Quel est son amour pour la France? Est-ce le sacrifice de sa personne pour rassembler ce qui jamais n'aurait du être dispersé ou séparé, et mener la chasse sans pitié aux capricornes qui rongent la charpente, aux champignons qui digèrent les fondations, aux cancrelats qui se terrent et pullulent?! Ou bien est-ce sa volonté de diriger le parti et de devenir présidente, élue sur un programme électoral validé par les voix usuelles de la démocratie?! Quelle est la France qu'elle aime? Celle des hommes et des femmes qui la constituent, comme d'un fil on fait un filet?! Ou bien celle des lois, des institutions, des constitutions, des principes sableux qui nous restent entre les doigts de pieds après la baignade?! Comment la veut-elle, cette France?
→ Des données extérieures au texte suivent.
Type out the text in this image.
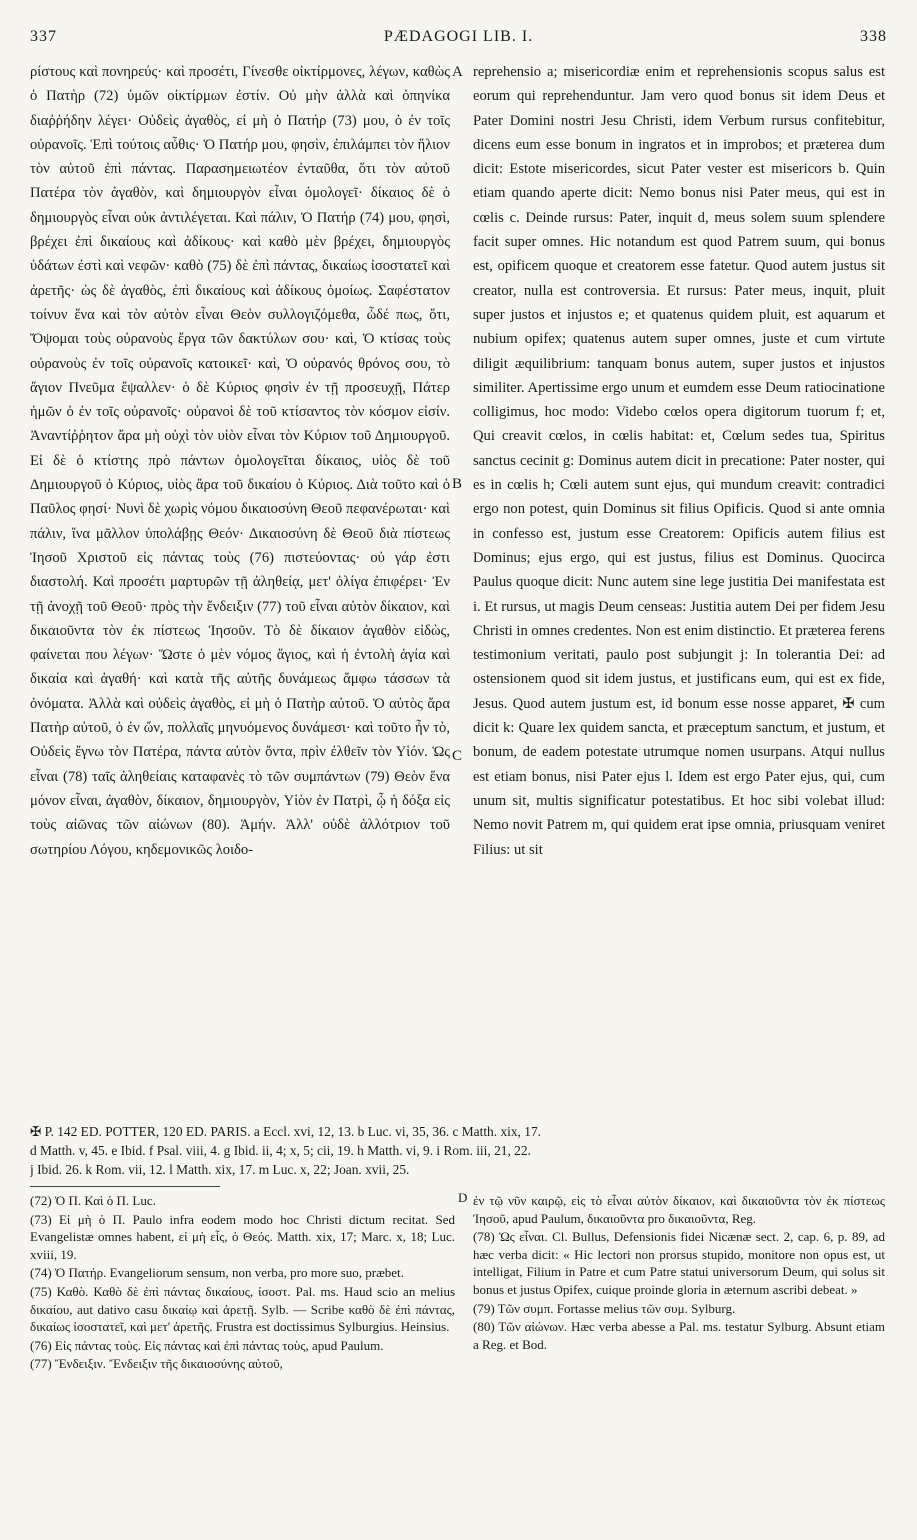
337	PÆDAGOGI LIB. I.	338

ρίστους καὶ πονηρεύς· καὶ προσέτι, Γίνεσθε οἰκτίρμονες, λέγων, καθὼς ὁ Πατὴρ (72) ὑμῶν οἰκτίρμων ἐστίν. Οὐ μὴν ἀλλὰ καὶ ὁπηνίκα διαῤῥήδην λέγει· Οὐδεὶς ἀγαθὸς, εἰ μὴ ὁ Πατήρ (73) μου, ὁ ἐν τοῖς οὐρανοῖς. Ἐπὶ τούτοις αὖθις· Ὁ Πατήρ μου, φησὶν, ἐπιλάμπει τὸν ἥλιον τὸν αὐτοῦ ἐπὶ πάντας. Παρασημειωτέον ἐνταῦθα, ὅτι τὸν αὐτοῦ Πατέρα τὸν ἀγαθὸν, καὶ δημιουργὸν εἶναι ὁμολογεῖ· δίκαιος δὲ ὁ δημιουργὸς εἶναι οὐκ ἀντιλέγεται. Καὶ πάλιν, Ὁ Πατήρ (74) μου, φησὶ, βρέχει ἐπὶ δικαίους καὶ ἀδίκους· καὶ καθὸ μὲν βρέχει, δημιουργὸς ὑδάτων ἐστὶ καὶ νεφῶν· καθὸ (75) δὲ ἐπὶ πάντας, δικαίως ἰσοστατεῖ καὶ ἀρετῆς· ὡς δὲ ἀγαθὸς, ἐπὶ δικαίους καὶ ἀδίκους ὁμοίως. Σαφέστατον τοίνυν ἕνα καὶ τὸν αὐτὸν εἶναι Θεὸν συλλογιζόμεθα, ὧδέ πως, ὅτι, Ὄψομαι τοὺς οὐρανοὺς ἔργα τῶν δακτύλων σου· καὶ, Ὁ κτίσας τοὺς οὐρανοὺς ἐν τοῖς οὐρανοῖς κατοικεῖ· καὶ, Ὁ οὐρανός θρόνος σου, τὸ ἅγιον Πνεῦμα ἔψαλλεν· ὁ δὲ Κύριος φησὶν ἐν τῇ προσευχῇ, Πάτερ ἡμῶν ὁ ἐν τοῖς οὐρανοῖς· οὐρανοὶ δὲ τοῦ κτίσαντος τὸν κόσμον εἰσίν. Ἀναντίῤῥητον ἄρα μὴ οὐχὶ τὸν υἱὸν εἶναι τὸν Κύριον τοῦ Δημιουργοῦ. Εἰ δὲ ὁ κτίστης πρὸ πάντων ὁμολογεῖται δίκαιος, υἱὸς δὲ τοῦ Δημιουργοῦ ὁ Κύριος, υἱὸς ἄρα τοῦ δικαίου ὁ Κύριος. Διὰ τοῦτο καὶ ὁ Παῦλος φησί· Νυνὶ δὲ χωρὶς νόμου δικαιοσύνη Θεοῦ πεφανέρωται· καὶ πάλιν, ἵνα μᾶλλον ὑπολάβῃς Θεόν· Δικαιοσύνη δὲ Θεοῦ διὰ πίστεως Ἰησοῦ Χριστοῦ εἰς πάντας τοὺς (76) πιστεύοντας· οὐ γάρ ἐστι διαστολή. Καὶ προσέτι μαρτυρῶν τῇ ἀληθείᾳ, μετ' ὀλίγα ἐπιφέρει· Ἐν τῇ ἀνοχῇ τοῦ Θεοῦ· πρὸς τὴν ἔνδειξιν (77) τοῦ εἶναι αὐτὸν δίκαιον, καὶ δικαιοῦντα τὸν ἐκ πίστεως Ἰησοῦν. Τὸ δὲ δίκαιον ἀγαθὸν εἰδὼς, φαίνεται που λέγων· Ὥστε ὁ μὲν νόμος ἅγιος, καὶ ἡ ἐντολὴ ἁγία καὶ δικαία καὶ ἀγαθή· καὶ κατὰ τῆς αὐτῆς δυνάμεως ἄμφω τάσσων τὰ ὀνόματα. Ἀλλὰ καὶ οὐδεὶς ἀγαθὸς, εἰ μὴ ὁ Πατὴρ αὐτοῦ. Ὁ αὐτὸς ἄρα Πατὴρ αὐτοῦ, ὁ ἐν ὤν, πολλαῖς μηνυόμενος δυνάμεσι· καὶ τοῦτο ἦν τὸ, Οὐδεὶς ἔγνω τὸν Πατέρα, πάντα αὐτὸν ὄντα, πρὶν ἐλθεῖν τὸν Υἱόν. Ὡς εἶναι (78) ταῖς ἀληθείαις καταφανὲς τὸ τῶν συμπάντων (79) Θεὸν ἕνα μόνον εἶναι, ἀγαθὸν, δίκαιον, δημιουργὸν, Υἱὸν ἐν Πατρὶ, ᾧ ἡ δόξα εἰς τοὺς αἰῶνας τῶν αἰώνων (80). Ἀμήν. Ἀλλ' οὐδὲ ἀλλότριον τοῦ σωτηρίου Λόγου, κηδεμονικῶς λοιδο-

A
B
C

reprehensio a; misericordiæ enim et reprehensionis scopus salus est eorum qui reprehenduntur. Jam vero quod bonus sit idem Deus et Pater Domini nostri Jesu Christi, idem Verbum rursus confitebitur, dicens eum esse bonum in ingratos et in improbos; et præterea dum dicit: Estote misericordes, sicut Pater vester est misericors b. Quin etiam quando aperte dicit: Nemo bonus nisi Pater meus, qui est in cœlis c. Deinde rursus: Pater, inquit d, meus solem suum splendere facit super omnes. Hic notandum est quod Patrem suum, qui bonus est, opificem quoque et creatorem esse fatetur. Quod autem justus sit creator, nulla est controversia. Et rursus: Pater meus, inquit, pluit super justos et injustos e; et quatenus quidem pluit, est aquarum et nubium opifex; quatenus autem super omnes, juste et cum virtute diligit æquilibrium: tanquam bonus autem, super justos et injustos similiter. Apertissime ergo unum et eumdem esse Deum ratiocinatione colligimus, hoc modo: Videbo cœlos opera digitorum tuorum f; et, Qui creavit cœlos, in cœlis habitat: et, Cœlum sedes tua, Spiritus sanctus cecinit g: Dominus autem dicit in precatione: Pater noster, qui es in cœlis h; Cœli autem sunt ejus, qui mundum creavit: contradici ergo non potest, quin Dominus sit filius Opificis. Quod si ante omnia in confesso est, justum esse Creatorem: Opificis autem filius est Dominus; ejus ergo, qui est justus, filius est Dominus. Quocirca Paulus quoque dicit: Nunc autem sine lege justitia Dei manifestata est i. Et rursus, ut magis Deum censeas: Justitia autem Dei per fidem Jesu Christi in omnes credentes. Non est enim distinctio. Et præterea ferens testimonium veritati, paulo post subjungit j: In tolerantia Dei: ad ostensionem quod sit idem justus, et justificans eum, qui est ex fide, Jesus. Quod autem justum est, id bonum esse nosse apparet, ✠ cum dicit k: Quare lex quidem sancta, et præceptum sanctum, et justum, et bonum, de eadem potestate utrumque nomen usurpans. Atqui nullus est etiam bonus, nisi Pater ejus l. Idem est ergo Pater ejus, qui, cum unum sit, multis significatur potestatibus. Et hoc sibi volebat illud: Nemo novit Patrem m, qui quidem erat ipse omnia, priusquam veniret Filius: ut sit

✠ P. 142 ED. POTTER, 120 ED. PARIS. a Eccl. xvi, 12, 13. b Luc. vi, 35, 36. c Matth. xix, 17.

d Matth. v, 45. e Ibid. f Psal. viii, 4. g Ibid. ii, 4; x, 5; cii, 19. h Matth. vi, 9. i Rom. iii, 21, 22.

j Ibid. 26. k Rom. vii, 12. l Matth. xix, 17. m Luc. x, 22; Joan. xvii, 25.

(72) Ὁ Π. Καὶ ὁ Π. Luc.

(73) Εἰ μὴ ὁ Π. Paulo infra eodem modo hoc Christi dictum recitat. Sed Evangelistæ omnes habent, εἰ μὴ εἷς, ὁ Θεός. Matth. xix, 17; Marc. x, 18; Luc. xviii, 19.

(74) Ὁ Πατήρ. Evangeliorum sensum, non verba, pro more suo, præbet.

(75) Καθὸ. Καθὸ δὲ ἐπὶ πάντας δικαίους, ἰσοστ. Pal. ms. Haud scio an melius δικαίου, aut dativo casu δικαίῳ καὶ ἀρετῇ. Sylb. — Scribe καθὸ δὲ ἐπὶ πάντας, δικαίως ἰσοστατεῖ, καὶ μετ' ἀρετῆς. Frustra est doctissimus Sylburgius. Heinsius.

(76) Εἰς πάντας τοὺς. Εἰς πάντας καὶ ἐπὶ πάντας τοὺς, apud Paulum.

(77) Ἔνδειξιν. Ἔνδειξιν τῆς δικαιοσύνης αὐτοῦ,

D ἐν τῷ νῦν καιρῷ, εἰς τὸ εἶναι αὐτὸν δίκαιον, καὶ δικαιοῦντα τὸν ἐκ πίστεως Ἰησοῦ, apud Paulum, δικαιοῦντα pro δικαιοῦντα, Reg.

(78) Ὡς εἶναι. Cl. Bullus, Defensionis fidei Nicænæ sect. 2, cap. 6, p. 89, ad hæc verba dicit: « Hic lectori non prorsus stupido, monitore non opus est, ut intelligat, Filium in Patre et cum Patre statui universorum Deum, qui solus sit bonus et justus Opifex, cuique proinde gloria in æternum ascribi debeat. »

(79) Τῶν συμπ. Fortasse melius τῶν συμ. Sylburg.

(80) Τῶν αἰώνων. Hæc verba abesse a Pal. ms. testatur Sylburg. Absunt etiam a Reg. et Bod.
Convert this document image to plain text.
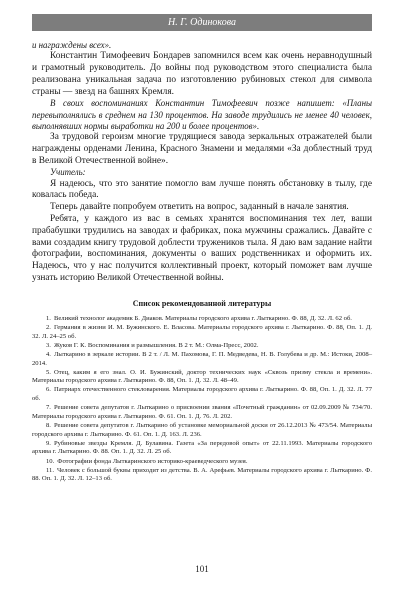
Н. Г. Одинокова

и награждены всех».

Константин Тимофеевич Бондарев запомнился всем как очень неравнодушный и грамотный руководитель. До войны под руководством этого специалиста была реализована уникальная задача по изготовлению рубиновых стекол для символа страны — звезд на башнях Кремля.

В своих воспоминаниях Константин Тимофеевич позже напишет: «Планы перевыполнялись в среднем на 130 процентов. На заводе трудились не менее 40 человек, выполнявших нормы выработки на 200 и более процентов».

За трудовой героизм многие трудящиеся завода зеркальных отражателей были награждены орденами Ленина, Красного Знамени и медалями «За доблестный труд в Великой Отечественной войне».

Учитель:

Я надеюсь, что это занятие помогло вам лучше понять обстановку в тылу, где ковалась победа.

Теперь давайте попробуем ответить на вопрос, заданный в начале занятия.

Ребята, у каждого из вас в семьях хранятся воспоминания тех лет, ваши прабабушки трудились на заводах и фабриках, пока мужчины сражались. Давайте с вами создадим книгу трудовой доблести тружеников тыла. Я даю вам задание найти фотографии, воспоминания, документы о ваших родственниках и оформить их. Надеюсь, что у нас получится коллективный проект, который поможет вам лучше узнать историю Великой Отечественной войны.

Список рекомендованной литературы
1. Великий технолог академик Б. Диаков. Материалы городского архива г. Лыткарино. Ф. 88, Д. 32. Л. 62 об.
2. Германия в жизни И. М. Бужинского. Е. Власова. Материалы городского архива г. Лыткарино. Ф. 88, Оп. 1. Д. 32. Л. 24–25 об.
3. Жуков Г. К. Воспоминания и размышления. В 2 т. М.: Олма-Пресс, 2002.
4. Лыткарино в зеркале истории. В 2 т. / Л. М. Пахомова, Г. П. Медведева, Н. В. Голубева и др. М.: Истоки, 2008–2014.
5. Отец, каким я его знал. О. И. Бужинский, доктор технических наук «Сквозь призму стекла и времени». Материалы городского архива г. Лыткарино. Ф. 88, Оп. 1. Д. 32. Л. 48–49.
6. Патриарх отечественного стекловарения. Материалы городского архива г. Лыткарино. Ф. 88, Оп. 1. Д. 32. Л. 77 об.
7. Решение совета депутатов г. Лыткарино о присвоении звания «Почетный гражданин» от 02.09.2009 № 734/70. Материалы городского архива г. Лыткарино. Ф. 61. Оп. 1. Д. 76. Л. 202.
8. Решение совета депутатов г. Лыткарино об установке мемориальной доски от 26.12.2013 № 473/54. Материалы городского архива г. Лыткарино. Ф. 61. Оп. 1. Д. 163. Л. 236.
9. Рубиновые звезды Кремля. Д. Булавина. Газета «За передовой опыт» от 22.11.1993. Материалы городского архива г. Лыткарино. Ф. 88. Оп. 1. Д. 32. Л. 25 об.
10. Фотографии фонда Лыткаринского историко-краеведческого музея.
11. Человек с большой буквы приходит из детства. В. А. Арефьев. Материалы городского архива г. Лыткарино. Ф. 88. Оп. 1. Д. 32. Л. 12–13 об.
101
Blanche, catholique, vivante de sa vie propre?! Ou bien laïque, républicaine, "sociale" (la manière pudique de dire invasive et incontournable)?! Et pour qui la veut-elle?

Je suis particulièrement frappé de l'énergie qu'elle déploie à vanter les mérites de la laïcité, et à marteler les valeurs de la république. Je comprendrais si cela n'était qu'un discours tactique, de dédiabolisation, mais il paraît évident que c'est réellement sa profession de foi. Ce n'est pas aux idiots de droite molle et du centre qu'elle fait la blague du billet attaché par une ficelle invisible, c'est à la droite nationale, catholique, authentiquement française qu'elle jette des os à ronger. Des petites racines chrétiennes de la France par-ci, une petite peine de mort par-là, une pincée sur tous les communautarismes, des jouets qui couinent et des frisbee à ramener. Paradoxalement, on dirait qu'elle se sent se compromettre à essayer de gagner l'électorat traditionnel du FN. Un peu comme un Indiana Jones, à la recherche d'un quelconque trésor aztec ou diamant gros comme le poing, prendrait le risque de s'appuyer sur le barreau pourri d'un pont de singe vétuste. Indéniablement, Marine se sent plus à l'aise devant la France entière, toute abreuvée de droits de l'homme, de drame de la Shoah, et de fin de l'histoire, que devant l'électorat FN qui a encore trop d'espérances, en la Patrie, en l'Eglise, en l'Ordre, en la France Éternelle, et qui a la volonté de pouvoir que cela se réalise un jour.

Certes, elle fait parfois l'objet d'attaques violentes, menées par des bas du front qui ne pourraient jurer être plus nets qu'elle sans transpirer, mais j'ai l'impression que ça l'arrange bien. Ainsi, au nom de l'aspiration naturelle d'union et d'entente qui est chère aux frontistes, suffisamment intelligents et instruits par l'expérience pour savoir que la division est un danger mortel, elle arrive à discréditer et ridiculiser par des procédés sophistiques toutes les critiques qui peuvent être exprimées à son encontre. Un des arguments que je considère particulièrement valable, c'est son extraordinaire présence dans les médias, qui pour plus d'un, moi compris, est suspecte. Elle sait que l'argument est dangereux pour elle, car il fait naître le doute. Aussi, cherche-t-elle à balayer cela: ceux qui porteraient contre elle cette accusation seraient des extrémistes abrutis, pour ne pas dire des traîtres, car ils sous-entendraient qu'un bon FN est un FN inaudible et sans crédibilité.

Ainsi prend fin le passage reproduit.